Regrets. I’ve had a few.

As a person who firmly believes that it’s better to regret doing something than not doing something, I don’t have many regrets in life. The few I do have consistently come from me kicking myself in the ass for not doing something that may have intimidated me or taken me out of my comfort zone. Think moving to another state (or country!) or going to a concert or an event solo. I’ve definitely missed out on some life experiences over the years, but, overall am content with how things have transpired in my life.

How about you?

After my recent relationship blazed a trail similar to that of a shooting star, a dear friend advised that I not share my relationships on social media. I think he was concerned about how I might be perceived in the aftermath of relationship which, after an incredibly stimulating start, imploded with a head shaking and disappointed sigh.
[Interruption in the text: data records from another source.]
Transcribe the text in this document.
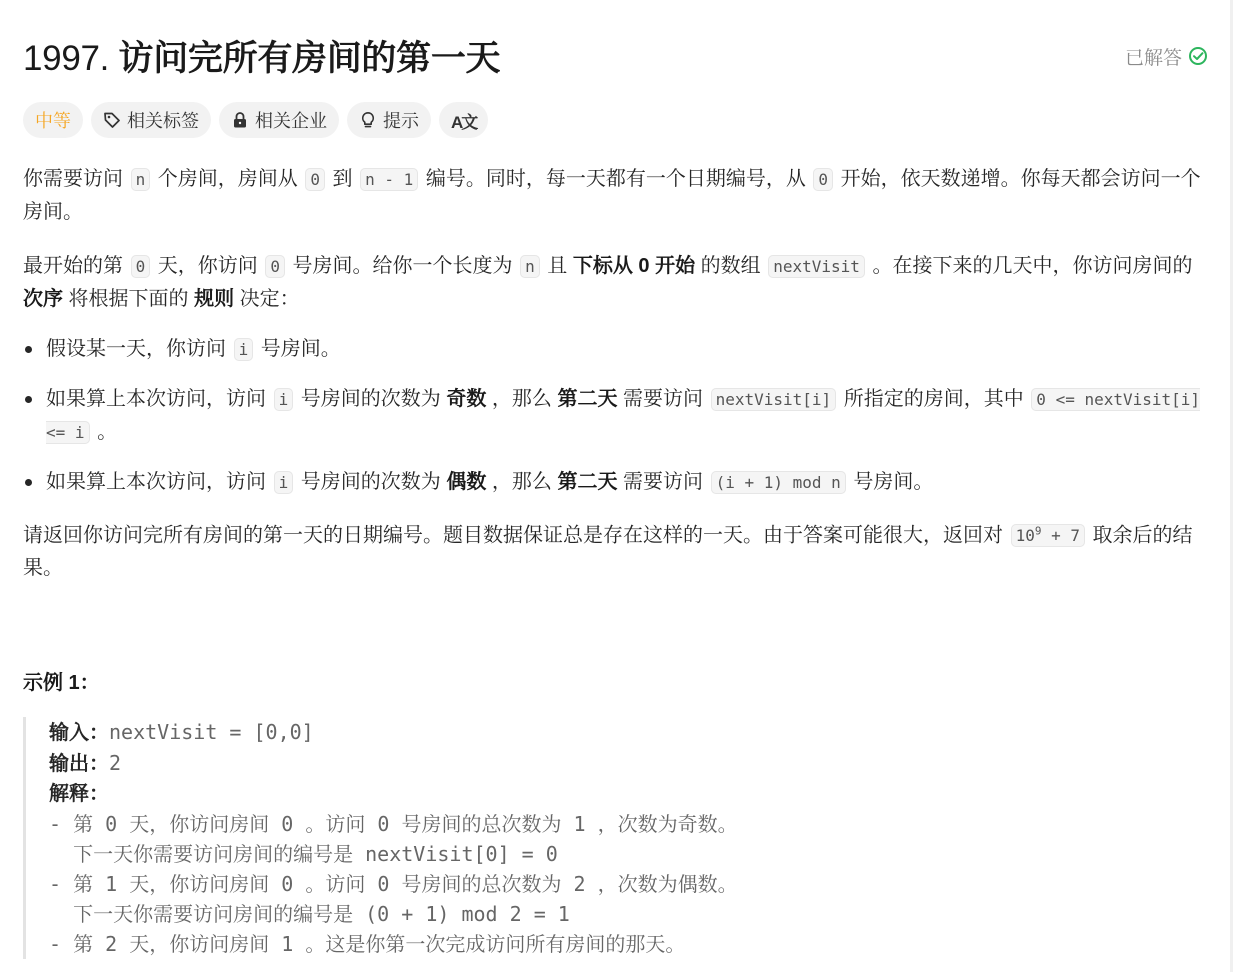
1997. 访问完所有房间的第一天	已解答
中等	相关标签	相关企业	提示 A文
你需要访问 n 个房间，房间从 0 到 n - 1 编号。同时，每一天都有一个日期编号，从 0 开始，依天数递增。你每天都会访问一个房间。
最开始的第 0 天，你访问 0 号房间。给你一个长度为 n 且 下标从 0 开始 的数组 nextVisit 。在接下来的几天中，你访问房间的 次序 将根据下面的 规则 决定：
假设某一天，你访问 i 号房间。
如果算上本次访问，访问 i 号房间的次数为 奇数 ，那么 第二天 需要访问 nextVisit[i] 所指定的房间，其中 0 <= nextVisit[i] <= i 。
如果算上本次访问，访问 i 号房间的次数为 偶数 ，那么 第二天 需要访问 (i + 1) mod n 号房间。
请返回你访问完所有房间的第一天的日期编号。题目数据保证总是存在这样的一天。由于答案可能很大，返回对 $10^9 + 7$ 取余后的结果。
示例 1：
输入：nextVisit = [0,0]
输出：2
解释：
- 第 0 天，你访问房间 0 。访问 0 号房间的总次数为 1 ，次数为奇数。
下一天你需要访问房间的编号是 nextVisit[0] = 0
- 第 1 天，你访问房间 0 。访问 0 号房间的总次数为 2 ，次数为偶数。
下一天你需要访问房间的编号是 (0 + 1) mod 2 = 1
- 第 2 天，你访问房间 1 。这是你第一次完成访问所有房间的那天。
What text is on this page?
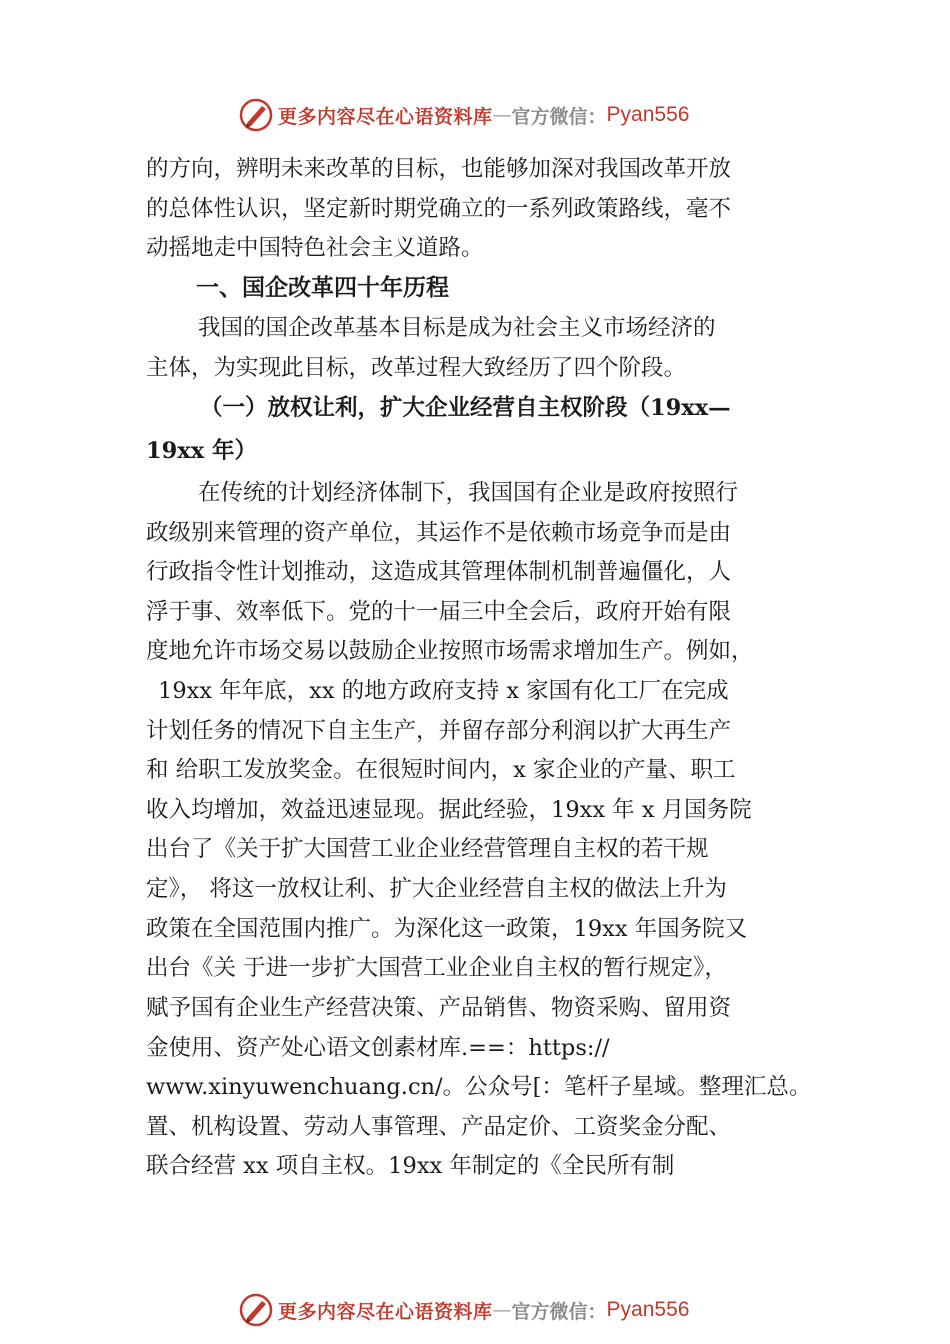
更多内容尽在心语资料库 — 官方微信： Pyan556
的方向，辨明未来改革的目标，也能够加深对我国改革开放
的总体性认识，坚定新时期党确立的一系列政策路线，毫不
动摇地走中国特色社会主义道路。
一、国企改革四十年历程
我国的国企改革基本目标是成为社会主义市场经济的
主体，为实现此目标，改革过程大致经历了四个阶段。
（一）放权让利，扩大企业经营自主权阶段（19xx—
19xx 年）
在传统的计划经济体制下，我国国有企业是政府按照行
政级别来管理的资产单位，其运作不是依赖市场竞争而是由
行政指令性计划推动，这造成其管理体制机制普遍僵化，人
浮于事、效率低下。党的十一届三中全会后，政府开始有限
度地允许市场交易以鼓励企业按照市场需求增加生产。例如，
19xx 年年底，xx 的地方政府支持 x 家国有化工厂在完成
计划任务的情况下自主生产，并留存部分利润以扩大再生产
和 给职工发放奖金。在很短时间内，x 家企业的产量、职工
收入均增加，效益迅速显现。据此经验，19xx 年 x 月国务院
出台了《关于扩大国营工业企业经营管理自主权的若干规
定》， 将这一放权让利、扩大企业经营自主权的做法上升为
政策在全国范围内推广。为深化这一政策，19xx 年国务院又
出台《关 于进一步扩大国营工业企业自主权的暂行规定》，
赋予国有企业生产经营决策、产品销售、物资采购、留用资
金使用、资产处心语文创素材库.==：https://
www.xinyuwenchuang.cn/。公众号[：笔杆子星域。整理汇总。
置、机构设置、劳动人事管理、产品定价、工资奖金分配、
联合经营 xx 项自主权。19xx 年制定的《全民所有制
更多内容尽在心语资料库 — 官方微信： Pyan556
I’ve seriously considered his words, but ultimately reject his recommendation. I mean, I’ve dated 4 men in 10+ years. It isn’t as if I’m a pinball bouncing from man to man. And, if I were, wouldn’t it be my prerogative as a single adult anyway?

My heart has been broken a handful of times in this one precious life I have been given and I don’t regret a single one of those occasions. In each of the situations, before there was heartbreak, there was laughter, new experiences, conversations and kisses – all shared with someone I found interesting and exciting. I wouldn’t have wanted to miss any of that, even with the ache that punctuated the ending of each of those relationships.

From the very first heartbreak to the most recent, I’ve learned important lessons. I know how I respond physically, mentally and emotionally, and the consistency in my reaction has grown to become a comfort of its own. I will lose some weight and some sleep. There will be a vacillation between wanting to be alone and needing to be surrounded by friends. Running, yoga and long walks will be necessary and will result in simultaneously exhausting and restoring me.

And life will go on.

I refuse to regret emotions I was inspired to feel. I know I can only speak for myself, but those emotions were genuine and real. How could I regret that? 

Perhaps I do share too much of myself and my life…I honestly don’t know. What I do know, though, is this: I’m committed to living a life that is full in every way you can imagine. Single or not. No regrets.